SHIPBUILDER Austal has named 30-year maritime veteran Gene Miller as president of its American operation.
The appointment is effective immediately and follows in the wake of the retirement of former president Michelle Kruger, which was linked by many reports to an accounting blunder.
Austal disclosed in mid‑February 2026 that its US division had overstated FY2026 EBIT guidance by US$17.1 million, slashing its profit forecast from $135 million to about $110 million. The error was traced to Austal USA’s Mobile, Alabama shipyard, where shipbuilding incentives on the US Navy’s T‑ATS towing, salvage and rescue ship program had been double‑counted.
According to Austal’s ASX statement, auditors found that the incentives had been recognised twice — once under percentage‑of‑completion accounting and again in long‑term forecasts, even though the full value had already been included for the remainder of the program.
The disclosure triggered a sharp market reaction, with Austal’s share price falling between 22% and 25% in a single trading session.
Within days, Austal announced that Austal USA president Michelle Kruger would retire on 1 June, with COO Gene Miller stepping in as interim president. While the company framed the departure as a retirement after a “long and distinguished career,” multiple reports noted the timing — coming immediately after the accounting error — and linked her exit directly to the blunder’s fallout.
Mr Miller has served as interim president since February 16 and according to an Austal media release his selection follows a comprehensive three-month search conducted by the company’s board of managers.
Mr Miller’s career spans more than three decades in naval architecture and shipbuilding.
Prior to joining Austal USA as chief operating officer in 2024, he held senior leadership roles across the industry.
At Ingalls Shipbuilding, he served as director for amphibious ship programs. Before that, Miller spent more than 20 years at General Dynamics Bath Iron Works, serving in a variety of engineering, operational and program management leadership roles before rising to vice president of programs and planning.
Mr Miller is a graduate of Webb Institute and MIT.
Austal USA board chair, Chris Chadwick said Mr Miller’s selection reflected confidence in the leadership team it had built and the direction Austal was moving.
“Since stepping into the interim role in February, he has demonstrated the qualities we have been looking for: operational discipline, a commitment to the workforce and the ability to deliver results.

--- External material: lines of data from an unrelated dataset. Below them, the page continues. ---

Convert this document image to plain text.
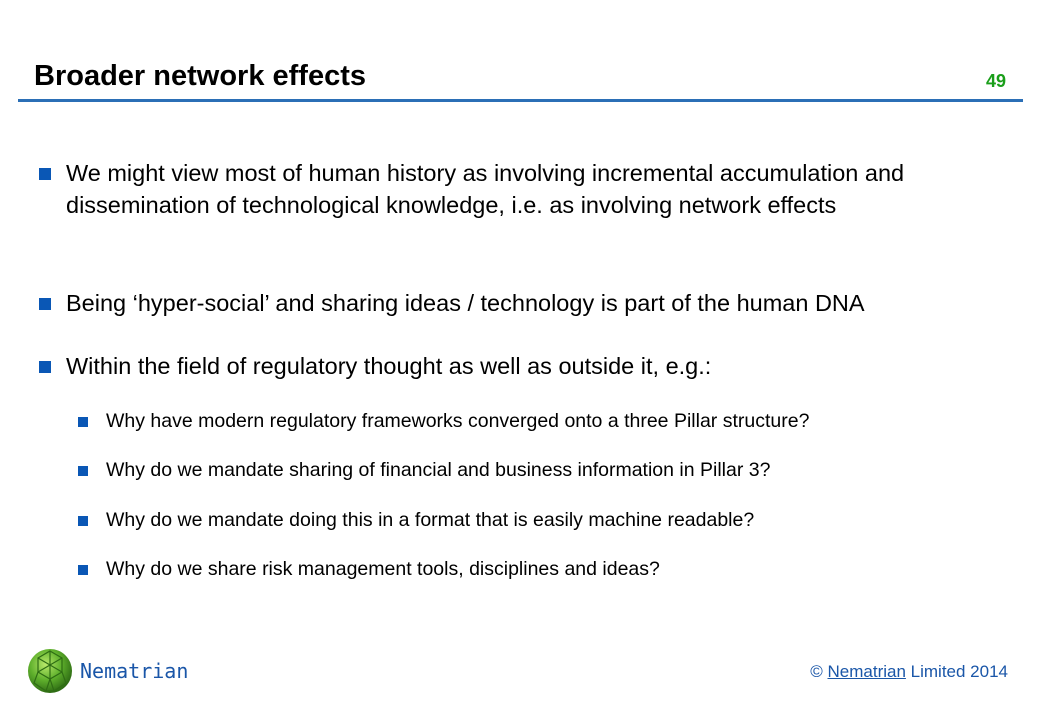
Broader network effects	49
We might view most of human history as involving incremental accumulation and dissemination of technological knowledge, i.e. as involving network effects
Being ‘hyper-social’ and sharing ideas / technology is part of the human DNA
Within the field of regulatory thought as well as outside it, e.g.:
Why have modern regulatory frameworks converged onto a three Pillar structure?
Why do we mandate sharing of financial and business information in Pillar 3?
Why do we mandate doing this in a format that is easily machine readable?
Why do we share risk management tools, disciplines and ideas?
Nematrian	© Nematrian Limited 2014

He has the relationships and strategic clarity to carry Austal USA’s momentum forward at a critical moment for our industry and for national defence. We are in a strong position for what comes next, and Gene is the right leader to take us there.”
As president, Mr Miller is to lead a team of more than 3500 shipbuilding professionals across Austal USA’s operations in Mobile, Washington D.C., San Diego and various Virginia locations. He is to oversee all aspects of the company’s ship and submarine module manufacturing and development of autonomous sea-ready technologies.

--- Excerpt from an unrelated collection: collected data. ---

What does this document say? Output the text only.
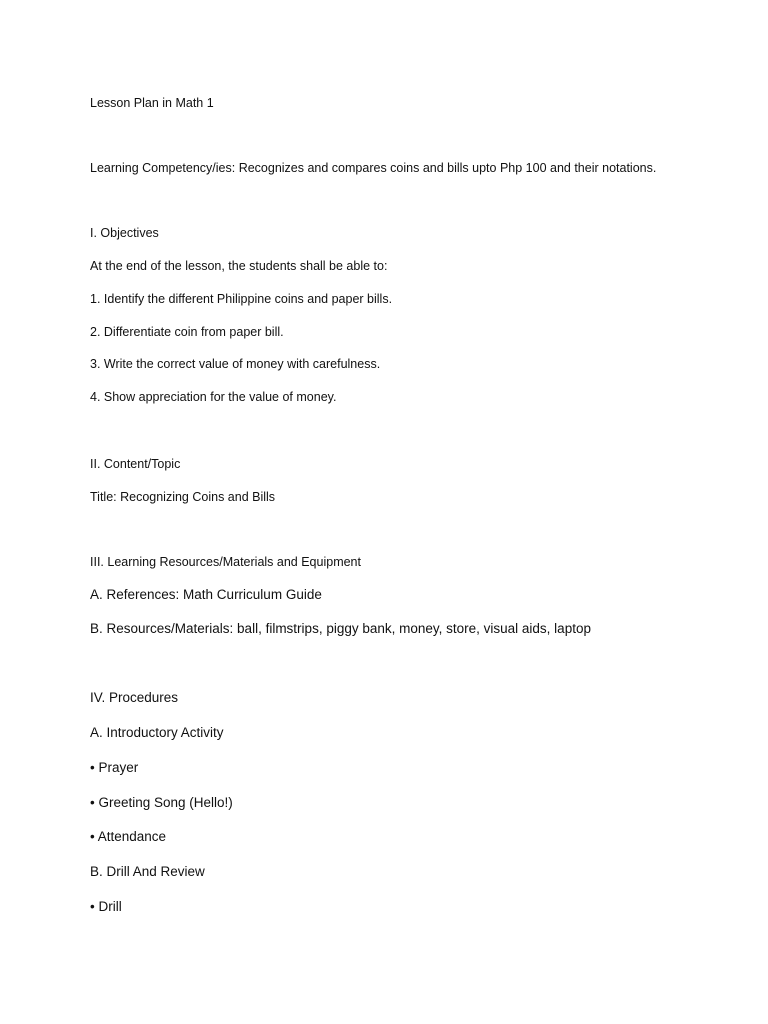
Lesson Plan in Math 1

Learning Competency/ies: Recognizes and compares coins and bills upto Php 100 and their notations.

I. Objectives

At the end of the lesson, the students shall be able to:

1. Identify the different Philippine coins and paper bills.

2. Differentiate coin from paper bill.

3. Write the correct value of money with carefulness.

4. Show appreciation for the value of money.

II. Content/Topic

Title: Recognizing Coins and Bills

III. Learning Resources/Materials and Equipment

A. References: Math Curriculum Guide

B. Resources/Materials: ball, filmstrips, piggy bank, money, store, visual aids, laptop

IV. Procedures

A. Introductory Activity

• Prayer

• Greeting Song (Hello!)

• Attendance

B. Drill And Review

• Drill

The media release said Mr Miller inherits a program portfolio that has grown significantly in recent years and a next-generation shipyard well-positioned for the work ahead.

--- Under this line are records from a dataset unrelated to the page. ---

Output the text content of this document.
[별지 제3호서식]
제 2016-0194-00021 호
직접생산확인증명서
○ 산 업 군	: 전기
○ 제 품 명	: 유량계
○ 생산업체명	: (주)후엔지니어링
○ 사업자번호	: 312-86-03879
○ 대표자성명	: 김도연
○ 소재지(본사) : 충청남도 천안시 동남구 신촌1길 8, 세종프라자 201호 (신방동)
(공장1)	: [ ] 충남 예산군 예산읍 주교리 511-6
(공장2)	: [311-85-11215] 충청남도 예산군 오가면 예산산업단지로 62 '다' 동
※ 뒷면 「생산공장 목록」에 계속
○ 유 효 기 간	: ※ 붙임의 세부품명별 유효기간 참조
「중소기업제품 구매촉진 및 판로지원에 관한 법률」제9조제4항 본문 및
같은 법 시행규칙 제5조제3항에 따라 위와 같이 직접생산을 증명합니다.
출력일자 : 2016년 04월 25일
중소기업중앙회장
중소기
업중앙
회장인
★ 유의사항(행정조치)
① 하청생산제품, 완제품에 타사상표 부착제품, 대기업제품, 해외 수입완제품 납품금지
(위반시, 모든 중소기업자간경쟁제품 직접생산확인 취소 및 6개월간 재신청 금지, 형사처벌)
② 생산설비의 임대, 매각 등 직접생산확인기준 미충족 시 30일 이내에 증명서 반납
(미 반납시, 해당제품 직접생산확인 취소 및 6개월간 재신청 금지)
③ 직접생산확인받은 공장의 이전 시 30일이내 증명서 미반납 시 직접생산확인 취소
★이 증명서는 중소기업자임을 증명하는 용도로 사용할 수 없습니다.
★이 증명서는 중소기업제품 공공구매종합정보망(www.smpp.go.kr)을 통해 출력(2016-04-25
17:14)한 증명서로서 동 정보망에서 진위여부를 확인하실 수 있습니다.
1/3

“I am honoured by the Board’s confidence and energized by what this team has built together,” Mr Miller said.
“Austal USA’s greatest strength is its workforce, and everything we do as a leadership team is in service to the men and women who show up every day to build ships that defend this nation. I am committed to growing this company, investing in our people and delivering on the promise of what Austal USA is capable of.”